Dans cette entre­prise de sen­si­bi­li­sation des opi­nions et des gou­ver­ne­ments, The Israel Project occupe une place par­ti­cu­lière. Nous avons dévoilé ici la manière dont cette officine expli­quait, dans un livret confi­dentiel, la manière de mani­puler l’opinion sur le conflit israélo-​​palestinien. C’est bien évi­demment les mêmes méthodes qui sont uti­lisées contre l’Iran. Comme le précise sa pré­si­dente, « aucun can­didat ne peut être élu [aux Etats-​​Unis] sans avoir une position dure à l’égard de l’Iran ».

Les révé­la­tions faites à la presse ont lieu, précise le jour­na­liste de McClatchy, juste avant les évé­ne­ments cri­tiques. Ainsi, alors qu’une esti­mation de l’ensemble des ser­vices de ren­sei­gnement amé­ri­cains en 2007 mini­misait les avancées ira­niennes, les fuites se sont mul­ti­pliées. C’est juste avant le G-​​20 de 2009 que l’on assista à d’autres révé­la­tions au sujet d’un site secret iranien à Qom. Et les autres fuites sur un risque d’attaque israé­lienne ont été déli­bérées à la veille de la publi­cation d’un nouveau rapport de l’Agence inter­na­tionale de l’énergie ato­mique (AIEA). Elles ont aussi servi à pousser les Etats-​​Unis et l’Union euro­péenne à adopter des sanc­tions dures contre l’Iran, une décision pour laquelle Israël se battait depuis des années. L’argument avancé par Sarkozy selon lequel les sanc­tions sont le seul moyen d’empêcher Israël de bom­barder l’Iran est absurde : si l’attaque est illégale, et elle le sera, il faut la condamner à l’avance, pas la justifier.

Les affir­ma­tions israé­liennes sont tou­jours incon­trô­lables. Et comme le fait remarquer un diplomate européen, à propos des décla­ra­tions péremp­toires de Moshe Yaalon, ministre des affaires stra­té­giques israélien :

« Il est l’une de ces per­son­na­lités israé­liennes qui parlent comme quelqu’un qui sait tout ce qui se passe sur le terrain en Iran.
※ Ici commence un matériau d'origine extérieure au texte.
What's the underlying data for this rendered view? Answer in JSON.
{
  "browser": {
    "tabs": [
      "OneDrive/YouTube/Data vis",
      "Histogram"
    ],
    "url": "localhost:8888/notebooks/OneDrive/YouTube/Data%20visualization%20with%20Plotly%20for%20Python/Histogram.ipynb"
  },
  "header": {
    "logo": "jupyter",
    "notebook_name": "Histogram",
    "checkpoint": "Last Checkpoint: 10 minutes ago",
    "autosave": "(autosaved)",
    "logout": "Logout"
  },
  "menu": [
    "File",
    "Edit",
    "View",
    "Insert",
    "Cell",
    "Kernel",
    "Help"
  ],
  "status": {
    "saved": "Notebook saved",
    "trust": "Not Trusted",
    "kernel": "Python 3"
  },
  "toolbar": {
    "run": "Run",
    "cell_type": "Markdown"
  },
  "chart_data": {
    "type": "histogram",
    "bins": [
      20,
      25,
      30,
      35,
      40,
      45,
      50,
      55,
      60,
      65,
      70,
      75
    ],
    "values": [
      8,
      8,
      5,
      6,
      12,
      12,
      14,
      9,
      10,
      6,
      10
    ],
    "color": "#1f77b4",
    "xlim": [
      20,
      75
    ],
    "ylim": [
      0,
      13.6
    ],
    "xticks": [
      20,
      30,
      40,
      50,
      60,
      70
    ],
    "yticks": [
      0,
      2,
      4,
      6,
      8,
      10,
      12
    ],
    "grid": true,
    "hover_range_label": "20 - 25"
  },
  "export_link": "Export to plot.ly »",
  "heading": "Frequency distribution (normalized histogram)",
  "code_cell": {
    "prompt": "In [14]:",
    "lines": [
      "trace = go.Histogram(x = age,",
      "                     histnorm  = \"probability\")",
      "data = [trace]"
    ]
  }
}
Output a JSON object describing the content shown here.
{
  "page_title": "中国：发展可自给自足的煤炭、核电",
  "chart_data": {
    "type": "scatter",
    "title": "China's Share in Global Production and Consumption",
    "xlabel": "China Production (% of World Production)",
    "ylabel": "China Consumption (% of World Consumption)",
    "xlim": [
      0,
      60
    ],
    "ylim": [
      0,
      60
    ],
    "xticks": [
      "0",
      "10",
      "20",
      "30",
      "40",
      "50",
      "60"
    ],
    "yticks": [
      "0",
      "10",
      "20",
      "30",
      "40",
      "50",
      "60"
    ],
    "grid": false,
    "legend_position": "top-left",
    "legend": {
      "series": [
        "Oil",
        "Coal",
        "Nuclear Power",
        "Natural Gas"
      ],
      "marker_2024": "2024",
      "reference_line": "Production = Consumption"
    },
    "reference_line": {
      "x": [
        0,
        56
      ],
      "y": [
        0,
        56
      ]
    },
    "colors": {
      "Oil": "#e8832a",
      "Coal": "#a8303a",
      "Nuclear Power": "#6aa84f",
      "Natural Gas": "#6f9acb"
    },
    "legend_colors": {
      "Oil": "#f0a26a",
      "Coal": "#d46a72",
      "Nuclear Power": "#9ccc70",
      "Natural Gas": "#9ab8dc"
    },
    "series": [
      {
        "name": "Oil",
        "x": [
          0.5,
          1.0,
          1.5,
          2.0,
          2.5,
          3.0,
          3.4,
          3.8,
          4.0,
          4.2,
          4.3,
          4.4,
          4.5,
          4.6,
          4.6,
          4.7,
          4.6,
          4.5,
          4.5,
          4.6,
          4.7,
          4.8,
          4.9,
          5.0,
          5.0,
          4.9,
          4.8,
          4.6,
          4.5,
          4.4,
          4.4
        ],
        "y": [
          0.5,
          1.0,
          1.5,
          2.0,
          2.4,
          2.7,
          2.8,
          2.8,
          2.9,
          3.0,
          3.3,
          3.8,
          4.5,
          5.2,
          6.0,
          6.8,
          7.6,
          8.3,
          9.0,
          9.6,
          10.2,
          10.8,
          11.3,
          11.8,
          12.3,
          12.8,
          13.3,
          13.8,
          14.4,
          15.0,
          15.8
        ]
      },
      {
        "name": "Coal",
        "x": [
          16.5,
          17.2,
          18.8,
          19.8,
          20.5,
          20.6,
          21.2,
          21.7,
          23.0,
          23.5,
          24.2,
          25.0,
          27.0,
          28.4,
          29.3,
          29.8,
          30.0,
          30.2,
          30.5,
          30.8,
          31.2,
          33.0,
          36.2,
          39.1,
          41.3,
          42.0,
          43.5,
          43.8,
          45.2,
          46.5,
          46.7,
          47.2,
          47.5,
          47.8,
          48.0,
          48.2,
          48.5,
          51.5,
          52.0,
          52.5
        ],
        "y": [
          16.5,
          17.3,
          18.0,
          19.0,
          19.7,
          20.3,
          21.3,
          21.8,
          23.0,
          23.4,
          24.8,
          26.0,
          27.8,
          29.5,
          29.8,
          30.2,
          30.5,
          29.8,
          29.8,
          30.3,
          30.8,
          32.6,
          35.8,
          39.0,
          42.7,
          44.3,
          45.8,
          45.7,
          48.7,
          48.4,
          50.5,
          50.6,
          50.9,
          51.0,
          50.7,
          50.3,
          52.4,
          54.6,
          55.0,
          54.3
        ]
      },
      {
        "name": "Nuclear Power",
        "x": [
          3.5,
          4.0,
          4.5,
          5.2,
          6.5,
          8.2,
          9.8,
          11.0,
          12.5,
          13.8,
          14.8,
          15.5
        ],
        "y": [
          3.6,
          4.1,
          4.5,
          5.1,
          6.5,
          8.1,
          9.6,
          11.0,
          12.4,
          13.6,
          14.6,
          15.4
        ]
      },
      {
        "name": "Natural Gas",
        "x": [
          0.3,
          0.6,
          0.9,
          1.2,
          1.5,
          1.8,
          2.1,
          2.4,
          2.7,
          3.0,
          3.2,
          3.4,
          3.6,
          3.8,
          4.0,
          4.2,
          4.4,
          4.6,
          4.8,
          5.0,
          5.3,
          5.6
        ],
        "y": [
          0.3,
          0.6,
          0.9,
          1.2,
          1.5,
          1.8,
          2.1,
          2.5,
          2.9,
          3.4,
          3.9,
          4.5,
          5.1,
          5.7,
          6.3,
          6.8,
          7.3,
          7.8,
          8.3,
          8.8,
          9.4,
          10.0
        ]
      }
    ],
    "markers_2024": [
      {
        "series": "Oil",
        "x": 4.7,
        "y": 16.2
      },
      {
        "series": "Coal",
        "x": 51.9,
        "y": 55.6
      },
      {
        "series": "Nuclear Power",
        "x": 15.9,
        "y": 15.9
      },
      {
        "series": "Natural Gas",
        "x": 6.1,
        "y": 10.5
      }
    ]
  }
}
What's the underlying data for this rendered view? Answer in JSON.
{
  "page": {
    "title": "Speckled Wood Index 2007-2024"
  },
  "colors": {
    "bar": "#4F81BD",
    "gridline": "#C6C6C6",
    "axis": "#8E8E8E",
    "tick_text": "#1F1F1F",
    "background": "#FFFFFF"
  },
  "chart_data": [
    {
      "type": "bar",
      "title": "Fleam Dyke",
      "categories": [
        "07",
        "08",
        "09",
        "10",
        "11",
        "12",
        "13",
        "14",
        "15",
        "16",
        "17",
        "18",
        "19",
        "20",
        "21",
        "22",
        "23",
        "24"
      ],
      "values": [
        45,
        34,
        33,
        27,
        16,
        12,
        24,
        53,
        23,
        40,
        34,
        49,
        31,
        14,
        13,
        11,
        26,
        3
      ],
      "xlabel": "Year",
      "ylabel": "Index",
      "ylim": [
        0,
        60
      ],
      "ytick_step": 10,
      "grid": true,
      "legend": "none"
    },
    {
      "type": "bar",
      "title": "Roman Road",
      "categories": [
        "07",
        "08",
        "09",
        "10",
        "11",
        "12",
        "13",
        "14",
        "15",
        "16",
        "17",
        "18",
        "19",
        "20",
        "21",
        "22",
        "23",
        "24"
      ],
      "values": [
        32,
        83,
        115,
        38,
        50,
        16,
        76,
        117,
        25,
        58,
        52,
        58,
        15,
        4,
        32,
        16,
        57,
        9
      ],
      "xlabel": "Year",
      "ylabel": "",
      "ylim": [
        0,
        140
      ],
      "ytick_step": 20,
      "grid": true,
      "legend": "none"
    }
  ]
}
Comme s’il était au milieu des scien­ti­fiques ira­niens et savait quand ils allaient adapter l’ogive sur le missile. Mais la vérité est qu’aucun de nous ne sait à 100 % ce qui se passe – même si Israël fait un très bon travail pour convaincre [du contraire]. »

Per­sonne ne peut savoir quel sera le résultat des négo­cia­tions sur le nucléaire iranien. Face à la position intran­si­geante du gou­ver­nement israélien, les Etats-​​Unis semblent hésiter, si l’on en croit l’un des meilleurs spé­cia­listes de la question, Gary Sick, qui s’interroge tou­tefois sur ce que l’Iran obtien­drait en échange de ses conces­sions (« A contest not for the faint hearted », 10 avril).

En revanche, une fois de plus, Nicolas Sarkozy se situe dans le camp de la guerre. Dans un article (« On Iran, Reality Bites », 9 avril), le cor­res­pondant du New York Times à Paris John Vinocur (un jour­na­liste dont les idées se situent à la droite du Figaro) rap­porte les propos de Gérard Longuet, ministre de la défense, pré­sentant les Français comme les « gar­diens du temple », face à la dan­ge­reuse pro­pension d’Obama à faire des concessions !

Ni Longuet, ni les pro­pa­gan­distes israé­liens ne semblent réel­lement se pré­oc­cuper des retombées d’une guerre contre l’Iran.